# Introduction to Math Channels

Using a math channel allows data to be manipulated into an easier-to-read form. It may be something as simple as inverting a channel (so that positive values are negative and negative values are positive) to make it more represent what we consider “more” or “less”. And it may be something incorporating several channels and a multitude of functions. It’s easy to get carried away and create multiple channels simply because they are available, but the downside is that you’ve got even more channels to clutter up a graph and your computer’s memory. For a math channel to be considered useful, it should display data in such a way that you can quickly and easily see an important characteristic. For example, we look at longitudinal acceleration in braking zones to see how hard the rider is braking, rather than trying to judge how steep the speed graph declines.

The software package with your data acquisition system should offer the capability to create math channels. The various companies each offer different methods of generating the channel, but essentially you want to make a formula using one or more channels, various operators and functions. The possibilities include, but are not limited to:

Standard operators

The basic operators of addition, subtraction, multiplication and division allow you to add two channels together, find the difference or ratio between two channels, or convert a particular channel’s units of measurement.

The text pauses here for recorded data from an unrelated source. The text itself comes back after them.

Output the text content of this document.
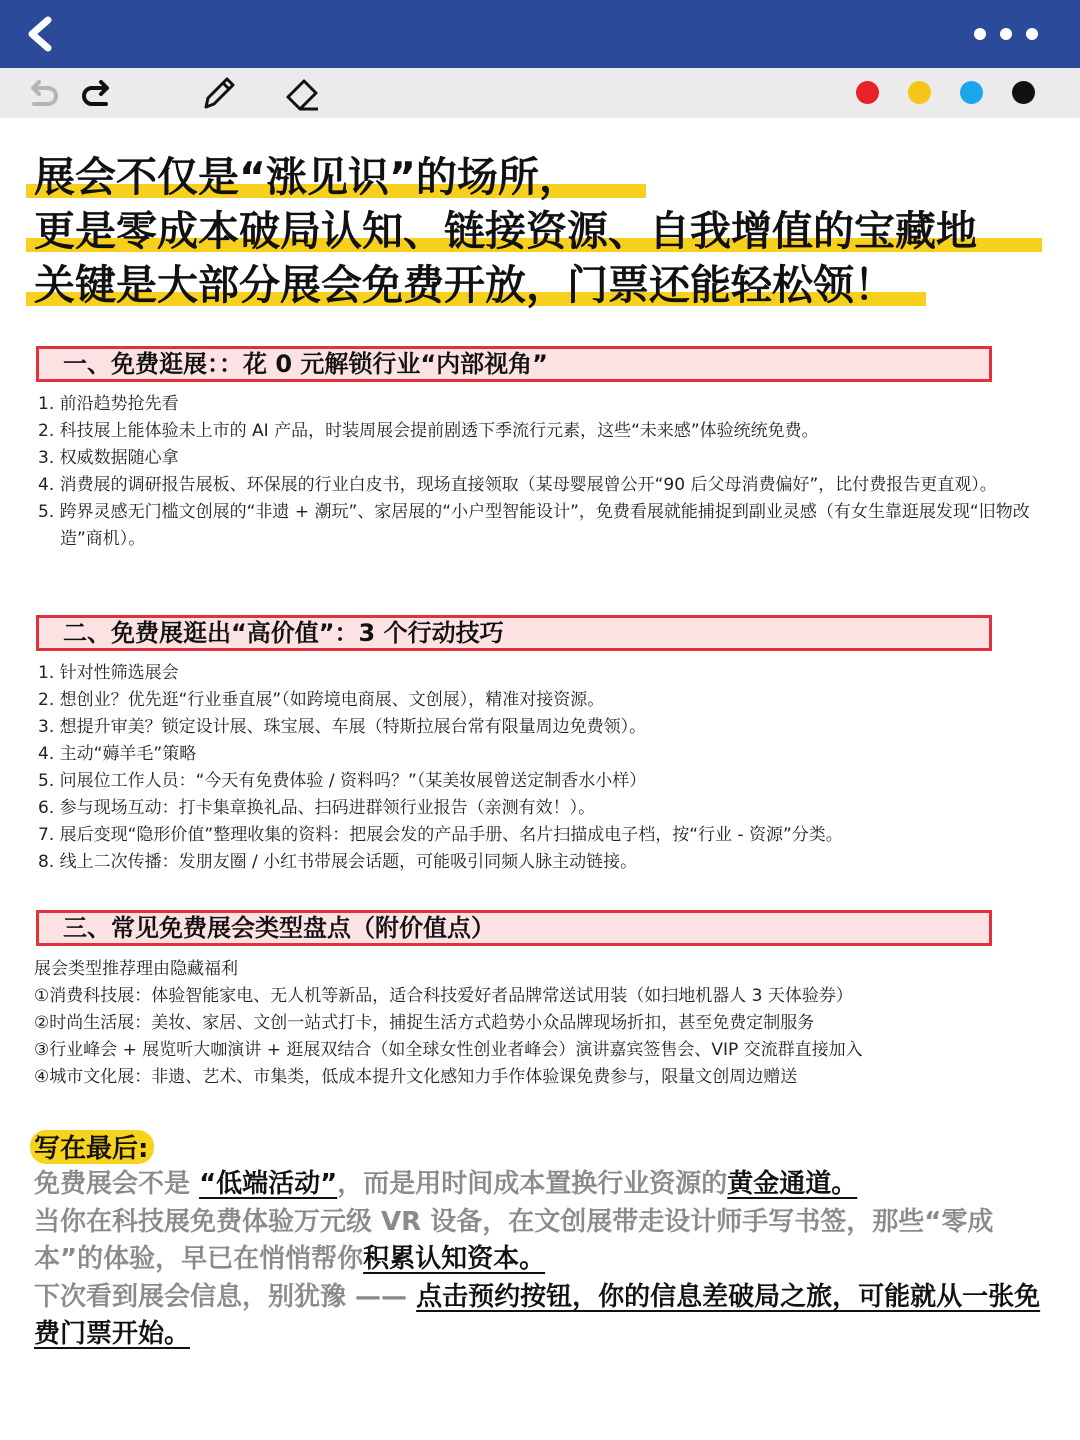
展会不仅是“涨见识”的场所，
更是零成本破局认知、链接资源、自我增值的宝藏地
关键是大部分展会免费开放，门票还能轻松领！
一、免费逛展：：花 0 元解锁行业“内部视角”
1. 前沿趋势抢先看
2. 科技展上能体验未上市的 AI 产品，时装周展会提前剧透下季流行元素，这些“未来感”体验统统免费。
3. 权威数据随心拿
4. 消费展的调研报告展板、环保展的行业白皮书，现场直接领取（某母婴展曾公开“90 后父母消费偏好”，比付费报告更直观）。
5. 跨界灵感无门槛文创展的“非遗 + 潮玩”、家居展的“小户型智能设计”，免费看展就能捕捉到副业灵感（有女生靠逛展发现“旧物改造”商机）。
二、免费展逛出“高价值”：3 个行动技巧
1. 针对性筛选展会
2. 想创业？优先逛“行业垂直展”（如跨境电商展、文创展），精准对接资源。
3. 想提升审美？锁定设计展、珠宝展、车展（特斯拉展台常有限量周边免费领）。
4. 主动“薅羊毛”策略
5. 问展位工作人员：“今天有免费体验 / 资料吗？”（某美妆展曾送定制香水小样）
6. 参与现场互动：打卡集章换礼品、扫码进群领行业报告（亲测有效！）。
7. 展后变现“隐形价值”整理收集的资料：把展会发的产品手册、名片扫描成电子档，按“行业 - 资源”分类。
8. 线上二次传播：发朋友圈 / 小红书带展会话题，可能吸引同频人脉主动链接。
三、常见免费展会类型盘点（附价值点）
展会类型推荐理由隐藏福利
①消费科技展：体验智能家电、无人机等新品，适合科技爱好者品牌常送试用装（如扫地机器人 3 天体验券）
②时尚生活展：美妆、家居、文创一站式打卡，捕捉生活方式趋势小众品牌现场折扣，甚至免费定制服务
③行业峰会 + 展览听大咖演讲 + 逛展双结合（如全球女性创业者峰会）演讲嘉宾签售会、VIP 交流群直接加入
④城市文化展：非遗、艺术、市集类，低成本提升文化感知力手作体验课免费参与，限量文创周边赠送
写在最后:
免费展会不是 “低端活动”，而是用时间成本置换行业资源的黄金通道。
当你在科技展免费体验万元级 VR 设备，在文创展带走设计师手写书签，那些“零成本”的体验，早已在悄悄帮你积累认知资本。
下次看到展会信息，别犹豫 —— 点击预约按钮，你的信息差破局之旅，可能就从一张免费门票开始。
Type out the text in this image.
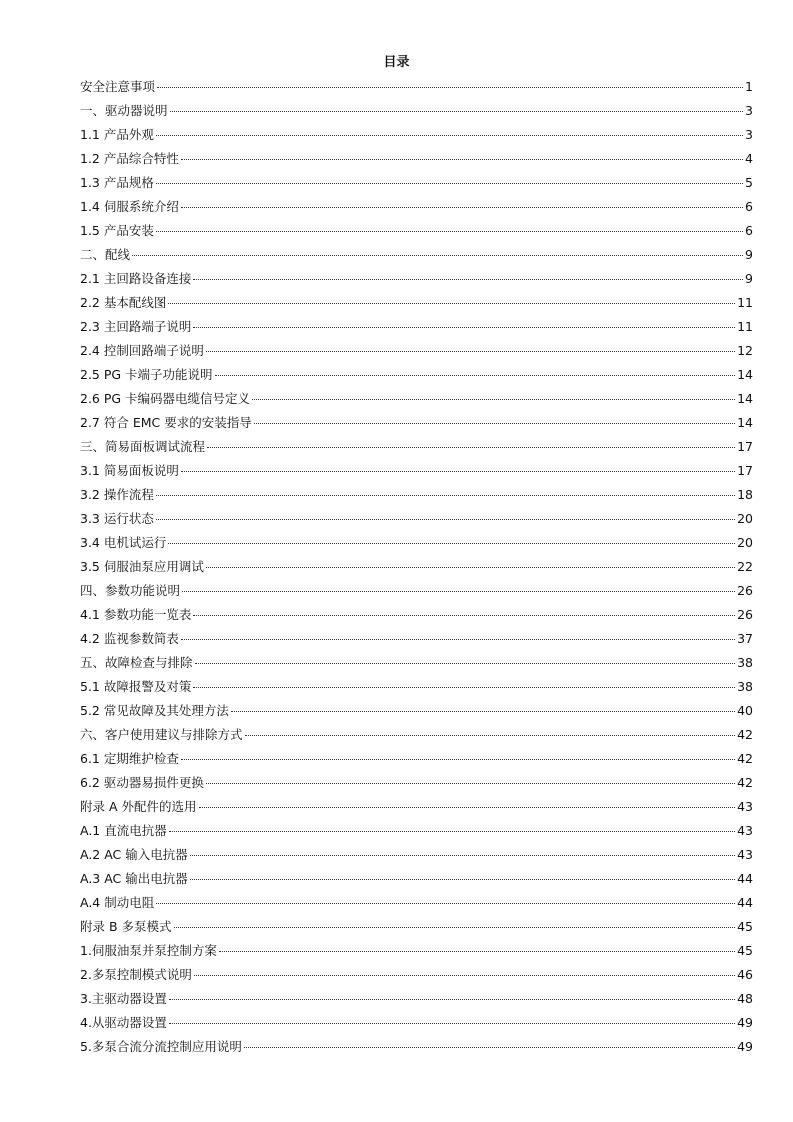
目录
安全注意事项	1
一、驱动器说明	3
1.1 产品外观	3
1.2 产品综合特性	4
1.3 产品规格	5
1.4 伺服系统介绍	6
1.5 产品安装	6
二、配线	9
2.1 主回路设备连接	9
2.2 基本配线图	11
2.3 主回路端子说明	11
2.4 控制回路端子说明	12
2.5 PG 卡端子功能说明	14
2.6 PG 卡编码器电缆信号定义	14
2.7 符合 EMC 要求的安装指导	14
三、简易面板调试流程	17
3.1 简易面板说明	17
3.2 操作流程	18
3.3 运行状态	20
3.4 电机试运行	20
3.5 伺服油泵应用调试	22
四、参数功能说明	26
4.1 参数功能一览表	26
4.2 监视参数简表	37
五、故障检查与排除	38
5.1 故障报警及对策	38
5.2 常见故障及其处理方法	40
六、客户使用建议与排除方式	42
6.1 定期维护检查	42
6.2 驱动器易损件更换	42
附录 A 外配件的选用	43
A.1 直流电抗器	43
A.2 AC 输入电抗器	43
A.3 AC 输出电抗器	44
A.4 制动电阻	44
附录 B 多泵模式	45
1.伺服油泵并泵控制方案	45
2.多泵控制模式说明	46
3.主驱动器设置	48
4.从驱动器设置	49
5.多泵合流分流控制应用说明	49
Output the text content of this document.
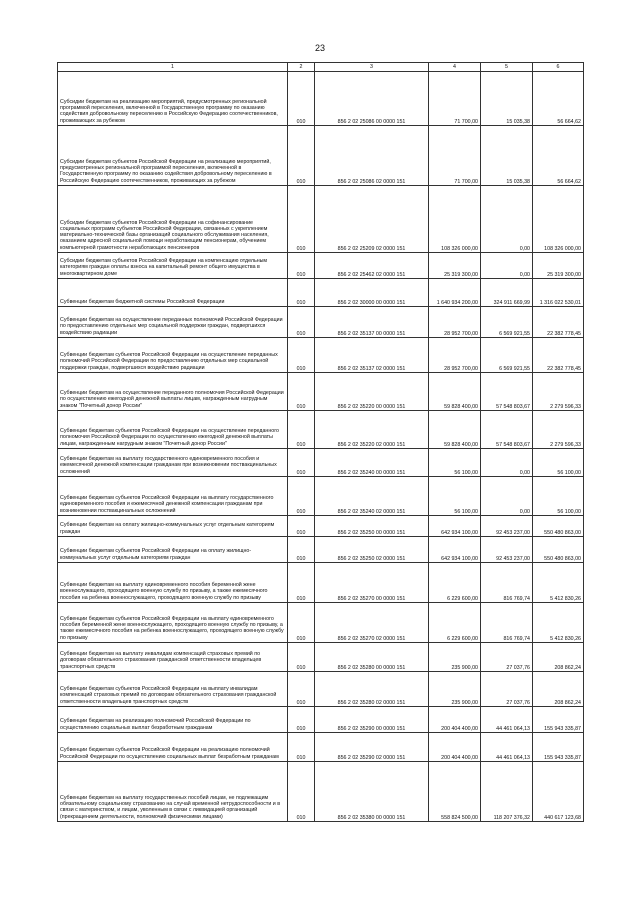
23
1	2	3	4	5	6
Субсидии бюджетам на реализацию мероприятий, предусмотренных региональной программой переселения, включенной в Государственную программу по оказанию содействия добровольному переселению в Российскую Федерацию соотечественников, проживающих за рубежом	010	856 2 02 25086 00 0000 151	71 700,00	15 035,38	56 664,62
Субсидии бюджетам субъектов Российской Федерации на реализацию мероприятий, предусмотренных региональной программой переселения, включенной в Государственную программу по оказанию содействия добровольному переселению в Российскую Федерацию соотечественников, проживающих за рубежом	010	856 2 02 25086 02 0000 151	71 700,00	15 035,38	56 664,62
Субсидии бюджетам субъектов Российской Федерации на софинансирование социальных программ субъектов Российской Федерации, связанных с укреплением материально-технической базы организаций социального обслуживания населения, оказанием адресной социальной помощи неработающим пенсионерам, обучением компьютерной грамотности неработающих пенсионеров	010	856 2 02 25209 02 0000 151	108 326 000,00	0,00	108 326 000,00
Субсидии бюджетам субъектов Российской Федерации на компенсацию отдельным категориям граждан оплаты взноса на капитальный ремонт общего имущества в многоквартирном доме	010	856 2 02 25462 02 0000 151	25 319 300,00	0,00	25 319 300,00
Субвенции бюджетам бюджетной системы Российской Федерации	010	856 2 02 30000 00 0000 151	1 640 934 200,00	324 911 669,99	1 316 022 530,01
Субвенции бюджетам на осуществление переданных полномочий Российской Федерации по предоставлению отдельных мер социальной поддержки граждан, подвергшихся воздействию радиации	010	856 2 02 35137 00 0000 151	28 952 700,00	6 569 921,55	22 382 778,45
Субвенции бюджетам субъектов Российской Федерации на осуществление переданных полномочий Российской Федерации по предоставлению отдельных мер социальной поддержки граждан, подвергшихся воздействию радиации	010	856 2 02 35137 02 0000 151	28 952 700,00	6 569 921,55	22 382 778,45
Субвенции бюджетам на осуществление переданного полномочия Российской Федерации по осуществлению ежегодной денежной выплаты лицам, награжденным нагрудным знаком "Почетный донор России"	010	856 2 02 35220 00 0000 151	59 828 400,00	57 548 803,67	2 279 596,33
Субвенции бюджетам субъектов Российской Федерации на осуществление переданного полномочия Российской Федерации по осуществлению ежегодной денежной выплаты лицам, награжденным нагрудным знаком "Почетный донор России"	010	856 2 02 35220 02 0000 151	59 828 400,00	57 548 803,67	2 279 596,33
Субвенции бюджетам на выплату государственного единовременного пособия и ежемесячной денежной компенсации гражданам при возникновении поствакцинальных осложнений	010	856 2 02 35240 00 0000 151	56 100,00	0,00	56 100,00
Субвенции бюджетам субъектов Российской Федерации на выплату государственного единовременного пособия и ежемесячной денежной компенсации гражданам при возникновении поствакцинальных осложнений	010	856 2 02 35240 02 0000 151	56 100,00	0,00	56 100,00
Субвенции бюджетам на оплату жилищно-коммунальных услуг отдельным категориям граждан	010	856 2 02 35250 00 0000 151	642 934 100,00	92 453 237,00	550 480 863,00
Субвенции бюджетам субъектов Российской Федерации на оплату жилищно-коммунальных услуг отдельным категориям граждан	010	856 2 02 35250 02 0000 151	642 934 100,00	92 453 237,00	550 480 863,00
Субвенции бюджетам на выплату единовременного пособия беременной жене военнослужащего, проходящего военную службу по призыву, а также ежемесячного пособия на ребенка военнослужащего, проходящего военную службу по призыву	010	856 2 02 35270 00 0000 151	6 229 600,00	816 769,74	5 412 830,26
Субвенции бюджетам субъектов Российской Федерации на выплату единовременного пособия беременной жене военнослужащего, проходящего военную службу по призыву, а также ежемесячного пособия на ребенка военнослужащего, проходящего военную службу по призыву	010	856 2 02 35270 02 0000 151	6 229 600,00	816 769,74	5 412 830,26
Субвенции бюджетам на выплату инвалидам компенсаций страховых премий по договорам обязательного страхования гражданской ответственности владельцев транспортных средств	010	856 2 02 35280 00 0000 151	235 900,00	27 037,76	208 862,24
Субвенции бюджетам субъектов Российской Федерации на выплату инвалидам компенсаций страховых премий по договорам обязательного страхования гражданской ответственности владельцев транспортных средств	010	856 2 02 35280 02 0000 151	235 900,00	27 037,76	208 862,24
Субвенции бюджетам на реализацию полномочий Российской Федерации по осуществлению социальных выплат безработным гражданам	010	856 2 02 35290 00 0000 151	200 404 400,00	44 461 064,13	155 943 335,87
Субвенции бюджетам субъектов Российской Федерации на реализацию полномочий Российской Федерации по осуществлению социальных выплат безработным гражданам	010	856 2 02 35290 02 0000 151	200 404 400,00	44 461 064,13	155 943 335,87
Субвенции бюджетам на выплату государственных пособий лицам, не подлежащим обязательному социальному страхованию на случай временной нетрудоспособности и в связи с материнством, и лицам, уволенным в связи с ликвидацией организаций (прекращением деятельности, полномочий физическими лицами)	010	856 2 02 35380 00 0000 151	558 824 500,00	118 207 376,32	440 617 123,68
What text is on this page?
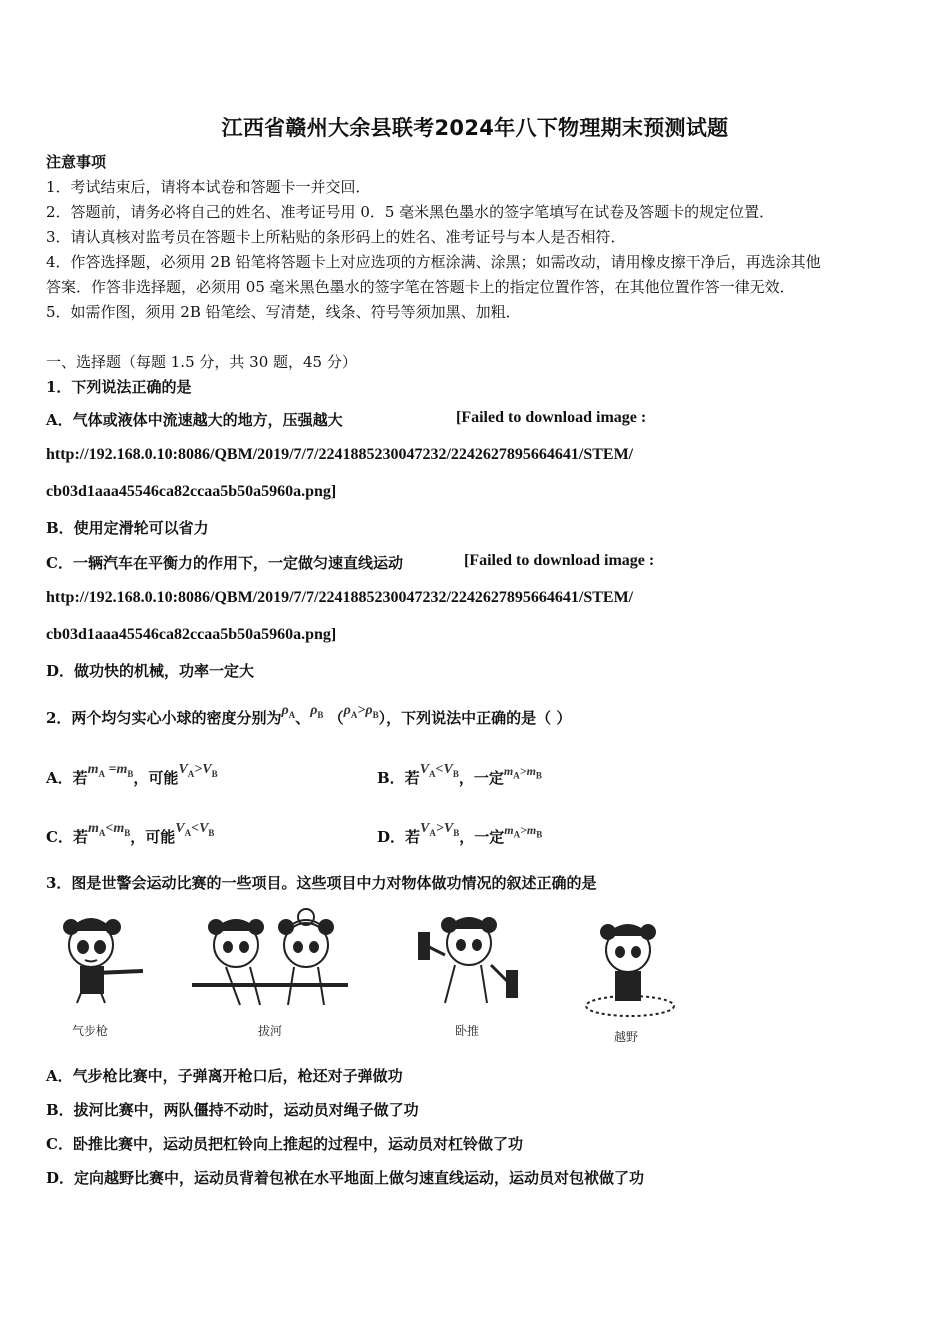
江西省赣州大余县联考2024年八下物理期末预测试题
注意事项
1．考试结束后，请将本试卷和答题卡一并交回．
2．答题前，请务必将自己的姓名、准考证号用 0．5 毫米黑色墨水的签字笔填写在试卷及答题卡的规定位置．
3．请认真核对监考员在答题卡上所粘贴的条形码上的姓名、准考证号与本人是否相符．
4．作答选择题，必须用 2B 铅笔将答题卡上对应选项的方框涂满、涂黑；如需改动，请用橡皮擦干净后，再选涂其他
答案．作答非选择题，必须用 05 毫米黑色墨水的签字笔在答题卡上的指定位置作答，在其他位置作答一律无效．
5．如需作图，须用 2B 铅笔绘、写清楚，线条、符号等须加黑、加粗．
一、选择题（每题 1.5 分，共 30 题，45 分）
1．下列说法正确的是
A．气体或液体中流速越大的地方，压强越大	[Failed to download image :
http://192.168.0.10:8086/QBM/2019/7/7/2241885230047232/2242627895664641/STEM/
cb03d1aaa45546ca82ccaa5b50a5960a.png]
B．使用定滑轮可以省力
C．一辆汽车在平衡力的作用下，一定做匀速直线运动	[Failed to download image :
http://192.168.0.10:8086/QBM/2019/7/7/2241885230047232/2242627895664641/STEM/
cb03d1aaa45546ca82ccaa5b50a5960a.png]
D．做功快的机械，功率一定大
2．两个均匀实心小球的密度分别为$\rho_A$、$\rho_B$ $(\rho_A>\rho_B)$，下列说法中正确的是（ ）
A．若$m_A =m_B$，可能$V_A>V_B$	B．若$V_A<V_B$，一定$^{m_A>m_B}$
C．若$m_A<m_B$，可能$V_A<V_B$	D．若$V_A>V_B$，一定$^{m_A>m_B}$
3．图是世警会运动比赛的一些项目。这些项目中力对物体做功情况的叙述正确的是
气步枪	拔河	卧推	越野
A．气步枪比赛中，子弹离开枪口后，枪还对子弹做功
B．拔河比赛中，两队僵持不动时，运动员对绳子做了功
C．卧推比赛中，运动员把杠铃向上推起的过程中，运动员对杠铃做了功
D．定向越野比赛中，运动员背着包袱在水平地面上做匀速直线运动，运动员对包袱做了功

Square, square root and exponentials

Combining channels as vectors requires using squares and square roots, and we can also use these operators to exaggerate certain characteristics.

Trigonometric functions

Manipulating the acceleration channels to find various traits – again using vectors – requires using trigonometric functions such as sine, cosine and tangent, and these functions can also be used to split a channel into various components.

Derivatives and integrals

The derivative of a channel allows us to monitor how it changes over time – for example, we can see how quickly the rider is opening or closing the throttle by differentiating the TPS channel. Integration is the opposite of differentiation; for example, if we have a chassis gyro to show how quickly the motorcycle rolls, we can integrate that channel to find lean angle.

Difference or delta

This operator shows the change in a single channel over two laps. For example, a delta-speed math channel shows the difference in speed between two laps as a separate graph.